Can any military response make the slightest difference in the underlying cause? Is there not a deep wound at the heart of humanity?
If there is a deep wound, doesn't it affect everyone?
When generations of suffering respond with bombs, suicidal attacks, and biological warfare, who first developed these weapons? Who sells them? Who gave birth to the satanic technologies now being turned against us?
If all of us are wounded, will revenge work? Will punishment in any form toward anyone solve the wound or aggravate it? Will an eye for an eye, a tooth for a tooth, and limb for a limb, leave us all blind, toothless and crippled?
Tribal warfare has been going on for two thousand years and has now been magnified globally. Can tribal warfare be brought to an end? Is patriotism and nationalism even relevant anymore, or is this another form of tribalism?
What are you and I as persons going to do about what is happening? Can we afford to let the deeper wound fester any longer?
Everyone is calling this an attack on America, but is it not a rift in our collective soul? Isn't this an attack on civilization from without that is also from within?
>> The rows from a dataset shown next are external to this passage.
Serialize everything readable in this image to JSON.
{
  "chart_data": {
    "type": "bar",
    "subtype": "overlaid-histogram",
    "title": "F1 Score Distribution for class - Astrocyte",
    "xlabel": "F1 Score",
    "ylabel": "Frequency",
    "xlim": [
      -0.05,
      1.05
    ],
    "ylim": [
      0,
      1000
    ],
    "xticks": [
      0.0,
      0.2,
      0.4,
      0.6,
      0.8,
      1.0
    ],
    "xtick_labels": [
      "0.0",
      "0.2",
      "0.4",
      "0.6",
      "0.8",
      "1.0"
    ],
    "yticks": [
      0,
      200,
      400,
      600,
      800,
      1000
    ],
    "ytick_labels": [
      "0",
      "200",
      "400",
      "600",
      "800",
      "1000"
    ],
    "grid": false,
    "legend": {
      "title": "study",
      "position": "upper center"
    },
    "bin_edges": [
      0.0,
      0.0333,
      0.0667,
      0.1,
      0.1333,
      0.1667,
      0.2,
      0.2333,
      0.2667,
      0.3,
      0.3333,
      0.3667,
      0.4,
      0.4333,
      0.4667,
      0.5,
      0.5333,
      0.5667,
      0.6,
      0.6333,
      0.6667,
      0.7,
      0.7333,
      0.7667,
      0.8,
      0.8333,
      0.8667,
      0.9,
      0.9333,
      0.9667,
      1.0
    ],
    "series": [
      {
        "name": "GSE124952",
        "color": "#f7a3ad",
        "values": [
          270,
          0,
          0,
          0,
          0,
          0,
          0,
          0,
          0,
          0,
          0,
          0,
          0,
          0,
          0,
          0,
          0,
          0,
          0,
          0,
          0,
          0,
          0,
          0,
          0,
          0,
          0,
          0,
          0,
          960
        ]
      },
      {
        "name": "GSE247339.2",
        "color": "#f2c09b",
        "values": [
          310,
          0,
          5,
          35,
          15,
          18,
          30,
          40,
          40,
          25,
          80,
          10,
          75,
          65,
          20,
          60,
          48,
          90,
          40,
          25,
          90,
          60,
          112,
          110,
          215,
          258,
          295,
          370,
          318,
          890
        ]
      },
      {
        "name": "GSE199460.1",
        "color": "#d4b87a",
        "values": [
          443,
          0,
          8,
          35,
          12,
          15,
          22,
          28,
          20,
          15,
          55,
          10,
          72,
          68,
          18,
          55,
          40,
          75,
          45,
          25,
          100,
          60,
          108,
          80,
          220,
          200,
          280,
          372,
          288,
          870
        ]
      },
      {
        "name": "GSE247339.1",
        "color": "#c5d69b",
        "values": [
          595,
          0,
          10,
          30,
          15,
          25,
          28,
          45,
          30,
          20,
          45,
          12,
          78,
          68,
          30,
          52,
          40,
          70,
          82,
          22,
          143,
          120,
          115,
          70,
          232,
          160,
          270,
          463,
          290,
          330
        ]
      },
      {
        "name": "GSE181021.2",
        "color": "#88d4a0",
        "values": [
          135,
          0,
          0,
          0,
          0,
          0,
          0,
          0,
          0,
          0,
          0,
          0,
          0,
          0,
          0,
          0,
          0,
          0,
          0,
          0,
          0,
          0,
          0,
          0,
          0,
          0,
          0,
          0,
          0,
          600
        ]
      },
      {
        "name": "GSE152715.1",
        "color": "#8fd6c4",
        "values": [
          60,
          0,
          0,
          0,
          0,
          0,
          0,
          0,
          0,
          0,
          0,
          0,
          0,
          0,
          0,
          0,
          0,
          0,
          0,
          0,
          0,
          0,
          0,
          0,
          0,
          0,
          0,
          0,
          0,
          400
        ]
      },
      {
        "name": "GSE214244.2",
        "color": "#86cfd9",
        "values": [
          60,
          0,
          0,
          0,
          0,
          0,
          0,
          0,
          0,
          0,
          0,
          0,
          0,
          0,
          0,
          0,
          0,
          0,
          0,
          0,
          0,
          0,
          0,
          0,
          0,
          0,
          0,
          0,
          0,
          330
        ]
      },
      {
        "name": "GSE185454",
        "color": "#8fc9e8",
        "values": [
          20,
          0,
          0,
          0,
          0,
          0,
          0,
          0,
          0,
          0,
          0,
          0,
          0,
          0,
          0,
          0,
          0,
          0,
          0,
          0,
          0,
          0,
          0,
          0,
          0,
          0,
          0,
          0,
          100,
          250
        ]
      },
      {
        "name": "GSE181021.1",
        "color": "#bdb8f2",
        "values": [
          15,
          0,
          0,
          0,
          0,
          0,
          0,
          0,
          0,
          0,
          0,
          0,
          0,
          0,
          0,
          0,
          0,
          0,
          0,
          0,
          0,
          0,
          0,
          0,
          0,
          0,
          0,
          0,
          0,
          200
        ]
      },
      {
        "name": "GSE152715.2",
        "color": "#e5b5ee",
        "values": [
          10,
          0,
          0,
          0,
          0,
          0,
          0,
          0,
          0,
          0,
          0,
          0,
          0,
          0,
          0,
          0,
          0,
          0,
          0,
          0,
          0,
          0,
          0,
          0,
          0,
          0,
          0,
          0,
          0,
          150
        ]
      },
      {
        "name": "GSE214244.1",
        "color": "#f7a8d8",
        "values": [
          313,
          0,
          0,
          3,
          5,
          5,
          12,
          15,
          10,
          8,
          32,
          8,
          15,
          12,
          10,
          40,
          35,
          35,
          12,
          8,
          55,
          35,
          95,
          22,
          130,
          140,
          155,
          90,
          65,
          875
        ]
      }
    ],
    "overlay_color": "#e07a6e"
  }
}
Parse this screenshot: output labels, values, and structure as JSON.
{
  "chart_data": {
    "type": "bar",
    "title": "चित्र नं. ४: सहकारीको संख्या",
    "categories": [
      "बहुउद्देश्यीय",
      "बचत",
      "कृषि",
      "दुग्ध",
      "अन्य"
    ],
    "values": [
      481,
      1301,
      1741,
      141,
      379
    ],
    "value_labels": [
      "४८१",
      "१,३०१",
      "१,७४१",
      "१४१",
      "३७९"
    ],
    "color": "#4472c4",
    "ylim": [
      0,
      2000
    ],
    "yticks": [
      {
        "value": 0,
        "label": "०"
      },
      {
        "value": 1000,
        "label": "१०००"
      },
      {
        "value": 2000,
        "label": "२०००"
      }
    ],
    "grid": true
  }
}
When we have secured our safety once more and cared for the wounded, after the period of shock and mourning is over, it will be time for soul searching. I only hope that these questions are confronted with the deepest spiritual intent. None of us will feel safe again behind the shield of military might and stockpiled arsenals. There can be no safety until the root cause is faced. In this moment of shock I don't think anyone of us has the answers. It is imperative that we pray and offer solace and help to each other. But if you and I are having a single thought of violence or hatred against anyone in the world at this moment, we are contributing to the wounding of the world.